I asked the children to share something they know about BALLS. This garnered some interesting, as well as predictable, responses! "Circle", "soccer", "throw it", "basketball", "football", "bounce it", "roll it", and so on. Then came the question: "When is a ball not a ball?" Answer: "when it's a football!" Looking at a circle - in this case a plate - shows that to describe a ball as a circle is only partly right. It's a circle no matter which way you look at it. A ball has properties other shapes do not - this we could test by playing with a variety of balls of all sizes and materials. Sports balls made a good discussion starter because each sport has different rules of play, which are partly dictated by what kind of ball is being used. There is a huge difference between a ping pong ball, a basketball and a volleyball. Each of these is driven in  different way - with a bat, with hands or with wrists, yet they are the same shape. A football though is thrown and kicked but it's shape makes the trajectory very unpredictable - unless you are a football player!

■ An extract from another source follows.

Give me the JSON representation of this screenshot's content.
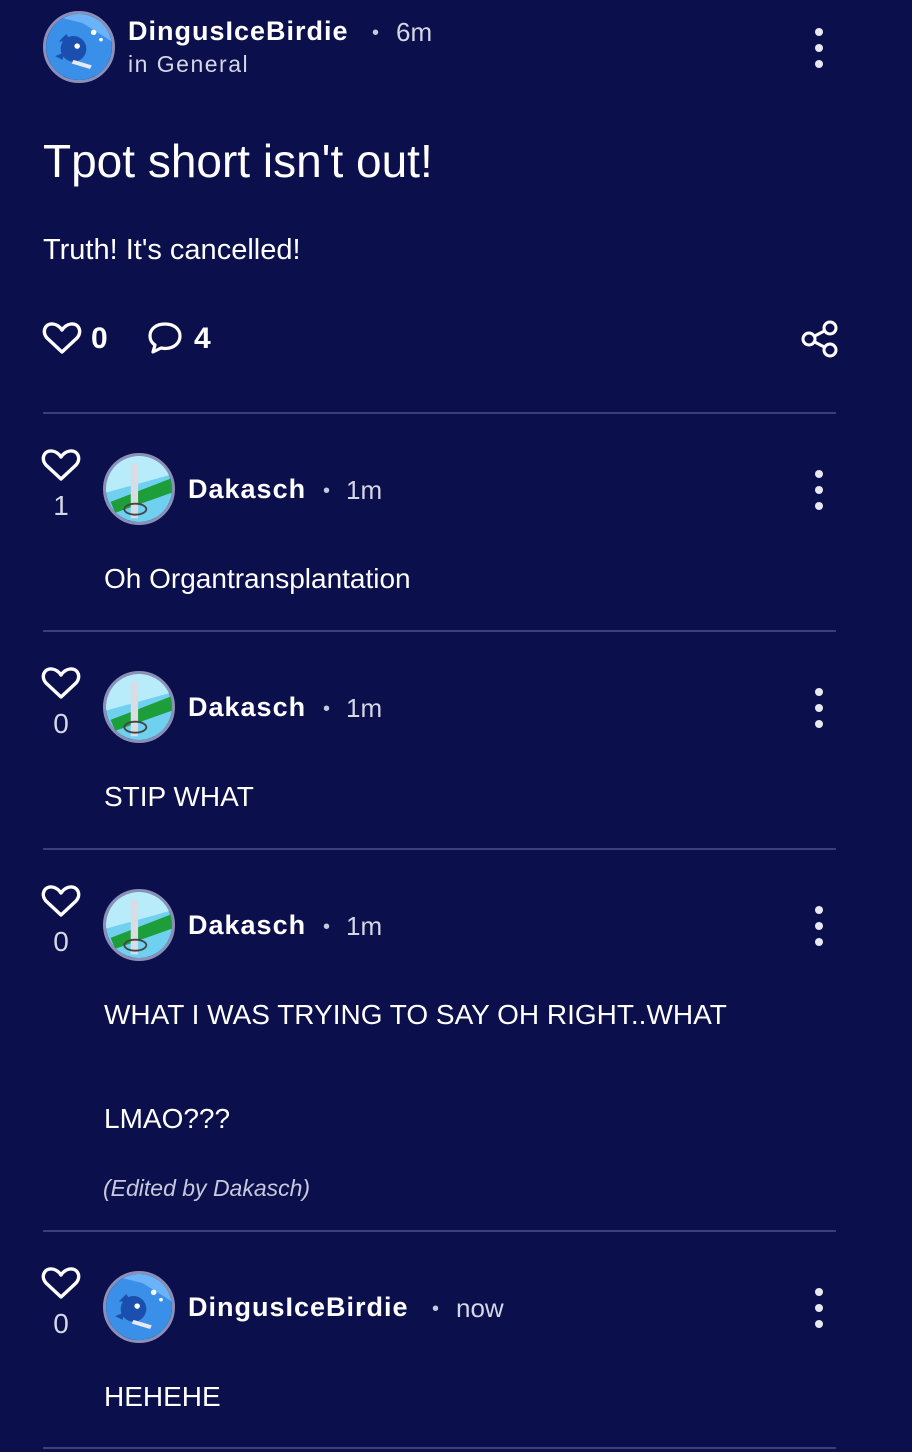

Playing with all the different balls was the best way to illustrate the variety out there!

The following week the children were given a sheet of newspaper and asked how you would make it into a ball. First we ascertained it did not behave like a ball - no bouncing or rolling. How to do it? Well before long the children had scrunched it up - it was instinctive for many of them - they did it before they could verbalise what the procedure was.
from flat paper to a ball

Making the perfect ball





left on its own, the paper would attempt to regain it's flatness so I had the children suggest how we could keep the ball shape. "Glue", "tape", "string", were offered and we settled on taping. Now this behaved like a ball although nothing had been aded to the sheet of paper - only the SHAPE had been altered. We bounced and rolled for a while, then made a ball out of clay to compare. Clay stays in the molded shape and can be made smooth so is a better ball in many ways.
comparing paper and clay balls

Finally we used our paper balls to knock down some empty soda bottle 'skittles' - we did pretty well there!

As an extra brainteaser I asked the question: "Can you make a circle out of toothpicks or straws?" The unanimous answer was "No!" but some children were able to say WHY. They conveyed the fact that the picks/straws were not 'bendy', using their hands to explain this if they couldn't come up with the right words. Well, as long as the circle is BIG enough, then the answer became "Yes we can!"